Moonlight Saving Time

Alison Bentley writes about the Bristol-based band Moonlight Saving Time, who will be performing in the 2014 EFG London Jazz Festival – Monday 17th November  at Pizza Expres Jazz Club in Dean Street:

What brings a band together? Singer Emily Wright wasn’t so much worried about what was going to be played in Moonlight Saving Time as who was going to play it. She chose musicians she wanted to work with, associated with the Bristol area, and the result is an authentic recipe: a band that sounds like a band, not just backing for soloists. You’re conscious of the original flavour of the whole before listening out for the individual ingredients.

Moonlight Saving Time is the title of a Blossom Dearie song, and Wright sometimes has a touch of Dearie’s understated breathiness. The West Country influence is strong. Wright grew up listening to the local trip-hop scene, and she can sometimes sound quite like (Cocteau Twins’) Elizabeth Fraser singing with Massive Attack. Wright and drummer Mark Whitlam also play with Jake McMurchie of Get the Blessing, which developed out of arch trip-hop Bristol band Portishead- you get the picture. Wright studied jazz with Keith and Julie Tippett(s) and has a clear, direct, unaffected vocal tone like the latter and an incisive, percussive sense of rhythm. The band is fronted by the voice, often used wordlessly like an instrument, along with the excellent trumpeter Nick Malcolm. Malcolm can play forthright swing like Freddie Hubbard or freely- full of evocative sounds like Evan Parker.
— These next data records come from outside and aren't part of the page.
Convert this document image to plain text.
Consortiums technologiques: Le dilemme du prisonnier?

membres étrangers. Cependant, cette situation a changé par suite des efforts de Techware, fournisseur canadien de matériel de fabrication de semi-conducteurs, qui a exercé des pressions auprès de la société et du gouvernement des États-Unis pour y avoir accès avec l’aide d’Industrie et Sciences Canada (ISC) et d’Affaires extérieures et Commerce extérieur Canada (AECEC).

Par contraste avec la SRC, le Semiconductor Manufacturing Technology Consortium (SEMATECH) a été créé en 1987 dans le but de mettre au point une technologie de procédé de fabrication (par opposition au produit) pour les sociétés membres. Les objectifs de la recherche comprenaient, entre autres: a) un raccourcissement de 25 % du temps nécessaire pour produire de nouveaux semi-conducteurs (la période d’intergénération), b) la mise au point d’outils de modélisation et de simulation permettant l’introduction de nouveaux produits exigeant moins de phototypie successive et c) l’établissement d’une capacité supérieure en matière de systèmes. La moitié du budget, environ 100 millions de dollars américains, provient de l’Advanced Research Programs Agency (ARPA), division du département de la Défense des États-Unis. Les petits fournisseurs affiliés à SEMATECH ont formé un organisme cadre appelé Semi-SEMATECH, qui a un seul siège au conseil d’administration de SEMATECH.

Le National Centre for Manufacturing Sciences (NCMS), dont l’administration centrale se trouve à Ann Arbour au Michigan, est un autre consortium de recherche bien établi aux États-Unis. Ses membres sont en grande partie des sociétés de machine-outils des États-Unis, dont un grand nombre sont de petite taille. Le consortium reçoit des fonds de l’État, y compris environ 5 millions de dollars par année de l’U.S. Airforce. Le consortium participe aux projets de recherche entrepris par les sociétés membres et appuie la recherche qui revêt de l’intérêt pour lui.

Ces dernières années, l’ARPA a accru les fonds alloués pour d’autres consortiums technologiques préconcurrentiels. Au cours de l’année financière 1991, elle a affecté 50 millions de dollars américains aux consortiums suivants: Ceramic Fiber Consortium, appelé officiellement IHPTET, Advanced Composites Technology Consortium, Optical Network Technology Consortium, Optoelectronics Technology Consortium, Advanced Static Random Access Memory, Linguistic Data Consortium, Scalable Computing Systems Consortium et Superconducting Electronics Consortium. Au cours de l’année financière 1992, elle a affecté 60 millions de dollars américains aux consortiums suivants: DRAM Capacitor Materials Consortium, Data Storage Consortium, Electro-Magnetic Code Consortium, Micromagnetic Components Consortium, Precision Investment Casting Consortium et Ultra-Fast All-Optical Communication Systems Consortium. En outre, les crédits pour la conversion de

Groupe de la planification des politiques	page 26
One of the he most satisfying things is the detail in the arrangements. In their version of the Isley Brothers’ Foorsteps in the Dark, drummer Mark Whitlam does that Mark Guiliana thing of bringing drum ‘n’ bass grooves into the jazz sound. The effect recalls Robert Glasper’s arrangements for Gretchen Parlato, but gentler. You suddenly notice what’s stitching it all together- written piano trills, bass riffs that never draw attention to themselves. Bassist Will Harris is particularly good at stating powerful grooves unobtrusively. There are some Chick Corea tunes in the setlists and there’s a clear link with Flora Purim’s version of Open Your Eyes, You Can Fly. The band’s arrangement is peppered with sparse trumpet lines and breathless moments where the grooves drop right down for the solos before building again. There are unusual pieces: Wright has written words to Douala by guitarist David Gilmore, with an Afro-Latin feel. They have the occasional standard in their repertoire- Skylark, or You Must Believe in Spring, for example- always thoughtfully revamped.

The band won the Musicians’ Benevolent Fund 2013 Award for Emerging Excellence. You can hear they’re just getting better and better as they develop their repertoire and play together even more intuitively.

Pianist John Turville joins them for this, the last gig of their autumn tour, and the launch of their new single, I’m Not Alone. Their last Pizza Express gig sold out, so don’t leave it too late.